I returned to Salisbury about the middle of May in better
weather, when there were days that were almost
Genial, and
found the cathedral a greater "habitacle of birds" than ever:
starlings, swifts, and swallows were there, the lively little
martins in hundreds, and the doves and daws in their usual
numbers. All appeared to be breeding, and for some time I saw
no quarreling. At length I spied a pair of doves with a nest
in a small cavity in the stone at the back of a narrow ledge
about seventy feet from the ground, and by standing back some
distance I could see the hen bird sitting on the nest, while
the cock stood outside on the ledge keeping guard. I watched
this pair for some hours and saw a jackdaw sweep down on them
a dozen or more times at long intervals. Sometimes after
swooping down he would alight on the ledge a yard or two away,
and the male dove would then turn and face him, and if he then
began sidling up the dove would dash at and buffet him with
his wings with the greatest violence and throw him off. When
he swooped closer the dove would spring up and meet him in the
air, striking him at the moment of meeting, and again the daw
would be beaten. When I left three days after witnessing this
contest, the doves were still in possession of their nest, and
I concluded that they were not so entirely at the mercy of the
jackdaw as the old man had led me to believe.
It was, on this occasion, a great pleasure to listen to the
doves. The stock-dove has no set song, like the ringdove, but
like all the other species in the typical genus Columba it has
the cooing or family note, one of the most human-like sounds
which birds emit. In the stock-dove this is a better, more
musical, and a more varied sound than in any other Columba
known to me. The pleasing quality of the sound as well as the
variety in it could be well noted here where the birds were
many, scattered about on ledges and projections high above the
earth, and when bird after bird uttered its plaint, each
repeating his note half a dozen to a dozen times, one in slow
measured time, and deep-voiced like the rock-dove, but more
musical; another rapidly, with shorter, impetuous notes in a
higher key, as if carried away by excitement. There were not
two birds that cooed in precisely the same way, and the same
bird would often vary its manner of cooing.
It was best to hear them during the afternoon service in the
cathedral, when the singing of the choir and throbbing and
pealing of the organ which filled the vast interior was heard
outside, subdued by the walls through which it passed, and was
like a beautiful mist or atmosphere of sound pervading and
enveloping the great building; and when the plaining of the
doves, owing to the rhythmic flow of the notes and their human
characters, seemed to harmonize with and be a part of that
sacred music.
Chapter Twelve: Whitesheet Hill
On Easter Saturday the roadsides and copses by the little
river Nadder were full of children gathering primroses; they
might have filled a thousand baskets without the flowers being
missed, so abundant were they in that place. Cold though it
was the whole air was laden with the delicious fragrance. It
was pleasant to see and talk with the little people occupied
with the task they loved so well, and I made up my mind to see
the result of all this flower-gathering next day in some of
the village churches in the neighbourhood - Fovant, Teffant
Evias, Chilmark, Swallowcliffe, Tisbury, and Fonthill Bishop.

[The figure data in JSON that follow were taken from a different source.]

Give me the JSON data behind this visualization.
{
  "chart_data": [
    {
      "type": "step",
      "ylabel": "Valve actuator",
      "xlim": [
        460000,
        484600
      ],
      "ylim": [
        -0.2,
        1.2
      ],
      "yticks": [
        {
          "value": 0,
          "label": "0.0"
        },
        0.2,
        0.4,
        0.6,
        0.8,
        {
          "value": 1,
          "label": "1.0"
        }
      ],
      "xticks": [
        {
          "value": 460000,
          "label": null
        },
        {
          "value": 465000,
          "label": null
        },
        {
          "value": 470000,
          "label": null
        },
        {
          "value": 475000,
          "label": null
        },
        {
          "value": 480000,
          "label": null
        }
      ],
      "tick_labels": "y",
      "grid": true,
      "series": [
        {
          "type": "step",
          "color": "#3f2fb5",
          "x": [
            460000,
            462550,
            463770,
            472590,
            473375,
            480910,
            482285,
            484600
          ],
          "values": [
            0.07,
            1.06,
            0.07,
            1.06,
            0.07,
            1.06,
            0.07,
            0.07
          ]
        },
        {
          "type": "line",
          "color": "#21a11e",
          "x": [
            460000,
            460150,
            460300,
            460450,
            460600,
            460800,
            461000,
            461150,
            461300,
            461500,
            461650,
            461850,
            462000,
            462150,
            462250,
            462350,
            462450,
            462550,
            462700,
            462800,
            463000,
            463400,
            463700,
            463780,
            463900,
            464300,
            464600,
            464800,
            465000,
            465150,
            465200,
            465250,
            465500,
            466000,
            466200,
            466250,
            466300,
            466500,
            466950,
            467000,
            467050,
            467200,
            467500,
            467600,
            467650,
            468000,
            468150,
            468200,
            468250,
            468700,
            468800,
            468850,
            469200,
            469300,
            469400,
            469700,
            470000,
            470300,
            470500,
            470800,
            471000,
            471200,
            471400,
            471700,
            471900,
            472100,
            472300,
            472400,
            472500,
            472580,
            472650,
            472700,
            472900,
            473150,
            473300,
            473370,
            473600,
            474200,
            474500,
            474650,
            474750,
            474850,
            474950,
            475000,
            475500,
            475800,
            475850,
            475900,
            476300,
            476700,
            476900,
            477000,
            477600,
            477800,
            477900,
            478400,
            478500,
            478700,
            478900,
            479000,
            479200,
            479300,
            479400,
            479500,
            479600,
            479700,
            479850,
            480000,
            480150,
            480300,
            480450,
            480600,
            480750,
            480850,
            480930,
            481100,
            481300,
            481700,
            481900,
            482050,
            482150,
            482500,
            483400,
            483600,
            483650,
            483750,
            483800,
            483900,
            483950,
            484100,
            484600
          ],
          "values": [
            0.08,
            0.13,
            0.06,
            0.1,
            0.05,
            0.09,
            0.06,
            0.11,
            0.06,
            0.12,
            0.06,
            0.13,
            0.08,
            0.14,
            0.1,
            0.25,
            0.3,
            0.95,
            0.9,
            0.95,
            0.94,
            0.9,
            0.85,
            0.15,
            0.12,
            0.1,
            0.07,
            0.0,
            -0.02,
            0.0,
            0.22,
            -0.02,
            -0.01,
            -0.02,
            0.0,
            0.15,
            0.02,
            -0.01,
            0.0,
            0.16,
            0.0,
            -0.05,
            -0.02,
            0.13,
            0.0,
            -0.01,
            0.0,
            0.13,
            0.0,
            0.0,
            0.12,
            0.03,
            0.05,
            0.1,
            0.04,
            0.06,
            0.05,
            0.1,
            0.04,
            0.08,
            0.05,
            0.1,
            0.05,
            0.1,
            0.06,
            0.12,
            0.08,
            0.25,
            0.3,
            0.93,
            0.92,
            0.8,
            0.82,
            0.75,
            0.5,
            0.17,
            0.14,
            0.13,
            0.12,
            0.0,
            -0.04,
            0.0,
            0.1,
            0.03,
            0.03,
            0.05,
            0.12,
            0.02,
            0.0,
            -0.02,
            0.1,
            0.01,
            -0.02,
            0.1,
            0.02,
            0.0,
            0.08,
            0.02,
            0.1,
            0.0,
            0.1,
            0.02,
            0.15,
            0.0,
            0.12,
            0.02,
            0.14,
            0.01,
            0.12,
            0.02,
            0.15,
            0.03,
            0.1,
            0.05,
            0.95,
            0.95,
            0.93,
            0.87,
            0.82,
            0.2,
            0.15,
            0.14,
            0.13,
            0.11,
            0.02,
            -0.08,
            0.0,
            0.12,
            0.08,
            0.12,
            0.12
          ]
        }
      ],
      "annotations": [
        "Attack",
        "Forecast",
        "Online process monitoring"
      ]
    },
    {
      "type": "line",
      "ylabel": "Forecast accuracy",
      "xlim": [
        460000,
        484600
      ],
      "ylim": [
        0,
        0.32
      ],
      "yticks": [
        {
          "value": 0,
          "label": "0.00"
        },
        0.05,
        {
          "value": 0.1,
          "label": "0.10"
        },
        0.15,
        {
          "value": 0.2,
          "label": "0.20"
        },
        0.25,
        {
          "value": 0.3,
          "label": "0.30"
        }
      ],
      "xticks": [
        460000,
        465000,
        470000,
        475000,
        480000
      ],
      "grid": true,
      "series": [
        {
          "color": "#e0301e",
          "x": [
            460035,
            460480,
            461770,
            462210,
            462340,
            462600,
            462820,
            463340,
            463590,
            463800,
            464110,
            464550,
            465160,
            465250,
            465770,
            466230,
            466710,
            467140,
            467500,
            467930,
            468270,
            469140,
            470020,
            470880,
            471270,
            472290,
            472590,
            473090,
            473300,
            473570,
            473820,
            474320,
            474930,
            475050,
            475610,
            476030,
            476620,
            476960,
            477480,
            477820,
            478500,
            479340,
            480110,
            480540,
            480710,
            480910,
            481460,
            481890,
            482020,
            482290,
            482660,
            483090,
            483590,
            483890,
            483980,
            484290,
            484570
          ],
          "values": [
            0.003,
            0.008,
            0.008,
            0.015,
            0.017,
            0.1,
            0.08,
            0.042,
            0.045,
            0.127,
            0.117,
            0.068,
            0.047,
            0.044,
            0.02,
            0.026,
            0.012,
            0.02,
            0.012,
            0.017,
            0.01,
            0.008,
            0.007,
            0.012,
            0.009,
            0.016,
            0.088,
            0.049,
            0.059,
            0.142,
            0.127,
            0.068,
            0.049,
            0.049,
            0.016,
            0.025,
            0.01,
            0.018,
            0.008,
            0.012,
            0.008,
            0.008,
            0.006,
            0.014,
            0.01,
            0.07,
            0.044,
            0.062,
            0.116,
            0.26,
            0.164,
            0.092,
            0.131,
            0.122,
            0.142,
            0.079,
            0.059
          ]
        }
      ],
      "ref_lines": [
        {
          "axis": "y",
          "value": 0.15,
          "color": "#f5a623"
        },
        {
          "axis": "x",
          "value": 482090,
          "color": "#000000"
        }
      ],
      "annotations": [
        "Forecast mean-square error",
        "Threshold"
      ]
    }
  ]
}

I had counted on some improvement in the weather - some
bright sunshine to light up the flower-decorated interiors;
but Easter Sunday proved colder than ever, with the bitter
north-east still blowing, the grey travelling cloud still
covering the sky; and so to get the full benefit of the
bitterness I went instead to spend my day on the top of the
biggest down above the valley. That was Whitesheet Hill, and
forms the highest part of the long ridge dividing the valleys
of the Ebble and Nadder.
It was roughest and coldest up there, and suited my temper
best, for when the weather seems spiteful one finds a grim
sort of satisfaction in defying it. On a genial day it would
have been very pleasant on that lofty plain, for the flat top
of the vast down is like a plain in appearance, and the
earthworks on it show that it was once a populous habitation
of man. Now because of the wind and cloud its aspect was bare
and bleak and desolate, and after roaming about for an hour,
exploring the thickest furze patches, I began to think that my
day would have to be spent in solitude, without a living
creature to keep me company. The birds had apparently all
been blown away and the rabbits were staying at home in their
burrows. Not even an insect could I see, although the furze
was in full blossom; the honey-suckers were out of sight
and torpid, and the bloom itself could no longer look
"unprofitably gay," as the poet says it does. "Not even a
wheatear!" I said, for I had counted on that bird in the
intervals between the storms, although I knew I should not
hear his wild delightful warble in such weather.
Then, all at once, I beheld that very bird, a solitary female,
flittering on over the flat ground before me, perching on the
little green ant-mounds and flirting its tail and bobbing as
if greatly excited at my presence in that lonely place.